Results in Context With the Existing Literature

We are unaware of any review proving a comprehensive inventory of studies assessing the role of various clinical characteristics as risk factors for second HFs. We are aware of one eminent large study by Ryg and coworkers that, although having a somewhat other focus, provide data from survival analyses allowing estimations of contralateral HFs over time.[1] Ryg and colleagues set out to study the incidence of contralateral HFs and its associated mortality risk. Moreover, they assessed whether specific comorbidity patterns were modifiers of that risk. They found a high incidence of second fractures within the first 5 years and a cumulative risk for fractures of up to 23% in that time period. Female gender, any previous fracture, diagnosis of alcoholism (based on the prescription of disulfiram or a corresponding diagnosis in the national Hospital Discharge Register or the Psychiatric Central Register), and living alone were parameters associated with a higher risk of mortality.

Strength and Limitations

To our knowledge, this is the first systematic inventory of prognostic parameters for contralateral HFs. The overview allows depicting patient patterns bearing an increased risk in a straightforward fashion. However, despite applying rigorous review methods, we were unable to go beyond a presentation of the available evidence. The evidence is very heterogeneous in terms of patient inclusions, design, and analysis to perform a methodologically sound meta-analysis. This is a common problem in descriptive prognostic research and meta-analyses thereof.[53,54] Due to the lack of articles developing or validating prediction models, we therefore had to limit ourselves to the presentation of single parameters or parameter groups and their association with contralateral HFs. Due to the data at hand, we had to ignore the possible correlation and interaction between individual risk parameters, making the comparison between individual studies challenging.

Implications for Practice

From our findings, no direct implications for clinical practice can be drawn because we were unable to identify studies reporting on diagnostic tools available at the moment of the first HFs, allowing to identify a subgroup of geriatric HF patients with a substantially increased risk of sustaining a short-term contralateral HF. Thus, postoperative pharmacological and physiotherapeutical treatment remain the most important cornerstones of secondary fracture prevention.[55] For patients who are unable to receive or adhere to adequate medical treatment like very old patients, those with low compliance, or contraindications, the treatment armamentarium remains limited at present. However, this review identified some level of agreement regarding the relevance of female gender, patients’ age, the general health level, poor visual status, and stroke. Also, the BMI, presence of dementia, and institutionalization were commonly reported. In the absence of a carefully developed and also validated risk tool, these findings may give some indication in respect of an individual patient’s risk level.

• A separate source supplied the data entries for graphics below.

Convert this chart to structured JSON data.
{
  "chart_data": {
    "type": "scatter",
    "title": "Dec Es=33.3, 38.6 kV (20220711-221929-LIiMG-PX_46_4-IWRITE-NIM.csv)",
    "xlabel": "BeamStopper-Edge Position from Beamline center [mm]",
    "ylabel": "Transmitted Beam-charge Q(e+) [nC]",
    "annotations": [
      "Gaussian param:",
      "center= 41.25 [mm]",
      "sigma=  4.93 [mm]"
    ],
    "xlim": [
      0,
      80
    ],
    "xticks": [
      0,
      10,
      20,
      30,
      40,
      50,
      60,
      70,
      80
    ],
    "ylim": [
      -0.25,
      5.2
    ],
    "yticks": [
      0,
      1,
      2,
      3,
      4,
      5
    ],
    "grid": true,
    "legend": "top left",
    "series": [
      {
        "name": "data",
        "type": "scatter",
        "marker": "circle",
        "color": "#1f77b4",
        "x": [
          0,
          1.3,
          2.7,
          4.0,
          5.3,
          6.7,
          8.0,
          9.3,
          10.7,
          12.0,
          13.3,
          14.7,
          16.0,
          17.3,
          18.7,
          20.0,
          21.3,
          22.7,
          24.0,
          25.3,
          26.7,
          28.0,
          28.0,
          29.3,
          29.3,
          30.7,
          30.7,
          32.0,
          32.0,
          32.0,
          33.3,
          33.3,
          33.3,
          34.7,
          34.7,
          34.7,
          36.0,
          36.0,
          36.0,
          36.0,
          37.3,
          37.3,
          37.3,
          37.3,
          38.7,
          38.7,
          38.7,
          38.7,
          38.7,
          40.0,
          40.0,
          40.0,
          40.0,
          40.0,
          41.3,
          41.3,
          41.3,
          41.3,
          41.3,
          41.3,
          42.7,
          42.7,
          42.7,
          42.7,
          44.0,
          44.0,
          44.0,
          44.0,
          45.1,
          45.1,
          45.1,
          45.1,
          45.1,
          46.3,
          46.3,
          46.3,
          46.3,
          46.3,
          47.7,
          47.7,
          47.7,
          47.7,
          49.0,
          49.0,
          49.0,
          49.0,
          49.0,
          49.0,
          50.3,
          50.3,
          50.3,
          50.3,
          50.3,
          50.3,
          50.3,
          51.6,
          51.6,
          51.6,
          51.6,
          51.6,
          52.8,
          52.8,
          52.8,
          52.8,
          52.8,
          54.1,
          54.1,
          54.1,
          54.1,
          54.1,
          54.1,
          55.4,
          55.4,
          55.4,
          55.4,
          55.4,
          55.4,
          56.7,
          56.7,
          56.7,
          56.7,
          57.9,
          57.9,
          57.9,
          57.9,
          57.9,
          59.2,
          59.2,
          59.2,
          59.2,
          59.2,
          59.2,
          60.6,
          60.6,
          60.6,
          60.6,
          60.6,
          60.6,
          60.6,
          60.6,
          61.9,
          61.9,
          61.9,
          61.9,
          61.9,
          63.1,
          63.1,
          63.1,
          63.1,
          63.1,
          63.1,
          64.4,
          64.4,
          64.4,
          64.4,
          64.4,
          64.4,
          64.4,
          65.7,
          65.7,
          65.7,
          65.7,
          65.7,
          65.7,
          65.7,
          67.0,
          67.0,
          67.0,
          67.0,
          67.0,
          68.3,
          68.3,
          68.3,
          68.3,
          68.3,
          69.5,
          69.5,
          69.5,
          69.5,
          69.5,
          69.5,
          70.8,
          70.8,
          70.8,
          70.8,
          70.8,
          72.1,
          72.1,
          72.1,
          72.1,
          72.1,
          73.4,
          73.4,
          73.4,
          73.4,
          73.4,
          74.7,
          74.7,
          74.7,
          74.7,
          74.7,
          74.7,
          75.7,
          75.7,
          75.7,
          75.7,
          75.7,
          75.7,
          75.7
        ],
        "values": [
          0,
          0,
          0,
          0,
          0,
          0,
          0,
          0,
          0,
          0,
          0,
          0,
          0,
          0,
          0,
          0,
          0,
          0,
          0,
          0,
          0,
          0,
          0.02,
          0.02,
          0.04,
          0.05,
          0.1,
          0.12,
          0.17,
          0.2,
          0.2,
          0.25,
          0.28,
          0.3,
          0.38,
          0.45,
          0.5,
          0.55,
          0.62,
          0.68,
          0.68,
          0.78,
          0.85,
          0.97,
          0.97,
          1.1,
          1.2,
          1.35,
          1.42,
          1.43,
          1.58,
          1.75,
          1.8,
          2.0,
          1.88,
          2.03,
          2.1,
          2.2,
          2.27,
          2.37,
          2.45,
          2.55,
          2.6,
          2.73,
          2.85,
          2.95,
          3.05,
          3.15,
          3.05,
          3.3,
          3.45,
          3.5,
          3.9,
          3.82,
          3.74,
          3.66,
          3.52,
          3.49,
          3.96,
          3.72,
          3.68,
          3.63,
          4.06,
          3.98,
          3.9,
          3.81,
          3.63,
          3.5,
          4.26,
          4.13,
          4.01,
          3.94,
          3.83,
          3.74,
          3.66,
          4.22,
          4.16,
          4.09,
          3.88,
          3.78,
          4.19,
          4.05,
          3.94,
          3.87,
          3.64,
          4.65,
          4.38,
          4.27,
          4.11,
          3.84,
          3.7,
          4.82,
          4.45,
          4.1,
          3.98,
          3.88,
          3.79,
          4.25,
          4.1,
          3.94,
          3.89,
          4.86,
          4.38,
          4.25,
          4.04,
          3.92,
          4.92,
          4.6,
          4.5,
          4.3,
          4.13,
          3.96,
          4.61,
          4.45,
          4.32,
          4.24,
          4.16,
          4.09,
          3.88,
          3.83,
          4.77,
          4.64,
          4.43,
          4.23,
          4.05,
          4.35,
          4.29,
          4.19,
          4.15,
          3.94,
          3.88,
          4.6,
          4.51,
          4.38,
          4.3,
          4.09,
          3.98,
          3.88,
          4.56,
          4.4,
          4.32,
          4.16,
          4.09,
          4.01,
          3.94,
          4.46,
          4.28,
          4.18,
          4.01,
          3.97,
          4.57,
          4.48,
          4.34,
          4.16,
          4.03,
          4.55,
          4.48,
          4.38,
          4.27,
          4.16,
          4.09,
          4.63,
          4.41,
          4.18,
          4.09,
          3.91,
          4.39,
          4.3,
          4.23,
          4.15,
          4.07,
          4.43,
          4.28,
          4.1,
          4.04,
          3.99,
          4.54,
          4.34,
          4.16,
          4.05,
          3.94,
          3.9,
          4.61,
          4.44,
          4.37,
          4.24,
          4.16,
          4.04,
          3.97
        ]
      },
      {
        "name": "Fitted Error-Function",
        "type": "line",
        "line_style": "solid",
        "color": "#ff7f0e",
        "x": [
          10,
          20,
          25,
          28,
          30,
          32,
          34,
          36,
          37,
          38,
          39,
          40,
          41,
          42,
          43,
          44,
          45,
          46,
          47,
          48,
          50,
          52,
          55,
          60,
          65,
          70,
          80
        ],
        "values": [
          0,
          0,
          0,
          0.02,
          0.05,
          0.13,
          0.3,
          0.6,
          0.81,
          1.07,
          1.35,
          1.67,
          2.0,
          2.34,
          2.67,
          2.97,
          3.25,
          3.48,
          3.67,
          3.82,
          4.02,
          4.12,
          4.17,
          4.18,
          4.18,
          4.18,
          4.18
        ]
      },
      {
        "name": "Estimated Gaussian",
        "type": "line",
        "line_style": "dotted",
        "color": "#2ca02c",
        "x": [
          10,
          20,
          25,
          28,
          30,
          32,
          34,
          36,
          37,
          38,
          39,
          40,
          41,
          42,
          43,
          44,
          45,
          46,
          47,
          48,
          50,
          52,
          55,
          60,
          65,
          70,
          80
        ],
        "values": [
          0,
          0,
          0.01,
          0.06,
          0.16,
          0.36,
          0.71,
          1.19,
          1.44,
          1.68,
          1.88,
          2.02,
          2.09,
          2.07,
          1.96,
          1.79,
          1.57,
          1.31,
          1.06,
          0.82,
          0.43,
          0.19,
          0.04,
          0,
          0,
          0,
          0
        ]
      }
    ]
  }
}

Implications for Research and Conclusions

The findings of this article call for a conjoint effort to achieve an expert consensus for a critical set of parameters that, used in combination, could be used in a risk instrument for early identification and treatment of patients bearing an increased risk for contralateral HFs. This agreed set of risk parameters with a strong association with contralateral HFs should then be empirically tested in terms of discrimination and calibration within a sufficiently sized cohort of patients. The minimum set of parameters with the strongest predictive capacity should then undergo careful validation in new cohorts, ideally in different geographical regions, as differences in the baseline risk found in different countries may require adaptation of the risk instrument. At the same time, the effectiveness of an up-to-date medical treatment must be taken into consideration.